Op grond  van het bovenstaande - hoe kort en oppervlakkig een en ander hier ook is geschetst - kan al duidelijk worden dat Pascal met zijn boodschap een oorspronkelijke en belangrijke stem in de geschiedenis van de christelijke kerk is geweest en mede daarom ook altijd gehoor heeft gevonden. Hij heeft een uitnemender weg gewezen in het conflict tussen wereld, wetenschap en kerk. De eeuwen door heeft Pascal dan ook veel lezers getrokken. Ook in Nederland. Dat komt onder andere omdat aanhangers van de beweging waarvan ook Pascal deel uitmaakte - het Jansenisme, volgelingen van bisschop Jansenius, auteur van een belangrijk werk over kerkvader Augustinus - begin achttiende eeuw de vervolgingen in Frankrijk ontvluchtten en onder meer naar Nederland uitweken. Zij namen op hun vlucht hun boeken en handschriften mee, en zo is het te verklaren dat belangrijke teksten van en over Pascal in Nederland worden bewaard of daar voor het eerst zijn gepubliceerd: zijn beroemde Memoriaal (het verslag van zijn bekeringservaring), de levensbeschrijving door zijn zuster Gilberte, en het handschrift van zijn Samenvatting van het leven van Jezus Christus.

Het zal ook niemand verwonderen dat vooral mensen uit de kringen van het Reveil zich tot Pascal aangetrokken voelden: net als hij waren ook zij immers bezet met de vraag hoe het christelijk geloof in de moderne wereld kan worden bewaard en overgedragen. Groen van Prinsterer bijvoorbeeld, maakte tijdens een bezoek aan Parijs een uitstapje om het graf van Pascal te bezoeken. Alexandre Vinet publiceerde een heel boek met studies over Pascal, de ethisch-irenische predikant A.W. Bronsveld vertaalde Pascals polemiek met de Jezuïeten in het Nederlands, en theologen uit diezelfde traditie als J.A. Cramer en Isaäc van Dijk publiceerden nog altijd lezenswaardige studies over Pascal.

Maarten van Rhijn (1888-1966), hoogleraar theologie in Utrecht, auteur van studies over Wessel Gansfort, Luther en Kierkegaard, stond ook in deze traditie, en toen zijn student Willem Aalders (1909-2005), op zoek naar een onderwerp voor zijn dissertatie, in diens boekenrij mocht grasduinen, was het geen wonder dat deze op het werk van Pascal stuitte en er als het ware meteen door gegrepen was. Hij besloot zijn proefschrift over Pascal als 'apologetisch prediker' te schrijven, en promoveerde daar in 1941 aan de theologische faculteit van de Rijksuniversiteit Utrecht op.

Aalders noemde Pascal zijn 'oude vriend', en is zich zijn gehele leven met Pascal blijven bezighouden.
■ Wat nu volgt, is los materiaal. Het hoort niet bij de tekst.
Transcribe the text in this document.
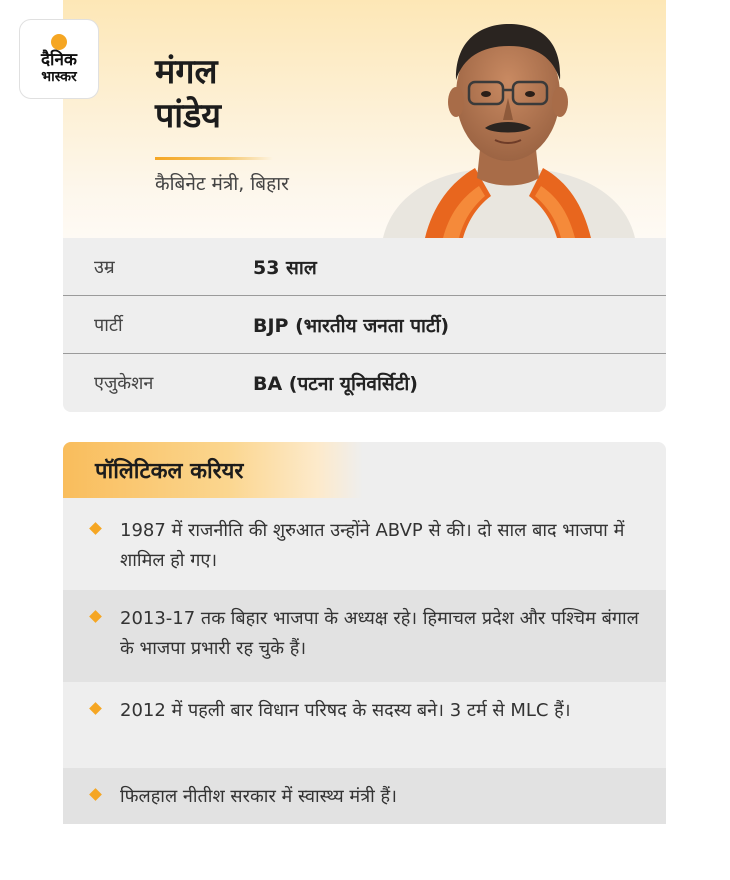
दैनिक
भास्कर मंगल
पांडेय
कैबिनेट मंत्री, बिहार
उम्र	53 साल
पार्टी	BJP (भारतीय जनता पार्टी)
एजुकेशन	BA (पटना यूनिवर्सिटी)
पॉलिटिकल करियर
1987 में राजनीति की शुरुआत उन्होंने ABVP से की। दो साल बाद भाजपा में शामिल हो गए।
2013-17 तक बिहार भाजपा के अध्यक्ष रहे। हिमाचल प्रदेश और पश्चिम बंगाल के भाजपा प्रभारी रह चुके हैं।
2012 में पहली बार विधान परिषद के सदस्य बने। 3 टर्म से MLC हैं।
फिलहाल नीतीश सरकार में स्वास्थ्य मंत्री हैं।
Daarbij veranderde wel zijn interpretatie van Pascal. Als jong theoloog plaatste hij Pascal in de discussie tussen de dialectische theologen Karl Barth en Emile Brunner. Die discussie liep over de vraag of er in de mens een aanknopingspunt voor de christelijke boodschap was, een vraag die Brunner bevestigend en die Barth met een scherp 'nee!' beantwoordde. Voor de positie van Barth leek men zich op Pascal te kunnen beroepen, maar Aalders stelde toen al vast dat Pascal, veel meer dan Barth, oog had voor het nieuwe leven dat in het hart van de gelovige concreet gestalte krijgt. Naarmate de jaren vorderden heeft Aalders steeds meer oog gekregen voor het belang van deze 'filosofie van het hart'. In zijn inleiding op de heruitgave van Aalders' proefschrift is ds. Klink nauwkeurig nagegaan waar Aalders zijn oude vriend later nog ter sprake heeft gebracht, en hij concludeert dat Aalders altijd 'een trouw discipel van Pascal' is gebleven.

Niet alleen vanwege deze inleiding over Aalders en Pascal is deze heruitgave zeer waardevol. Het boek van Aalders, alhoewel al meer dan tachtig jaar oud (!), biedt nog altijd een van de beste inleidingen op het denken van Pascal in het Nederlandse taalgebied. Antiquarisch is het boek zeldzaam en duur. (Op het moment dat ik dit schrijf, wordt er op boekwinkeltjes.nl welgeteld één exemplaar aangeboden, en daarvoor dient men €100 neer te leggen). En ook deze uitgave is, net als de heruitgave van Aalders' boek De Kerk het hart van de wereldgeschiedenis, met filologische acribie verzorgd door Gerard Versluis. Dat betekent dat de tekst licht gemoderniseerd is om de toegankelijkheid te vergroten, dat citaten in een vreemde taal zijn vertaald, en dat in voetnoten aanvullende toelichtingen worden verstrekt. Zo hoort het.

Deze heruitgave is een grote aanwinst, voor onze kennis van de apologetiek van Pascal en van de theologische positie en ontwikkeling van dr. W. Aalders. Een nadere aanbeveling lijkt mij in Ecclesia overbodig.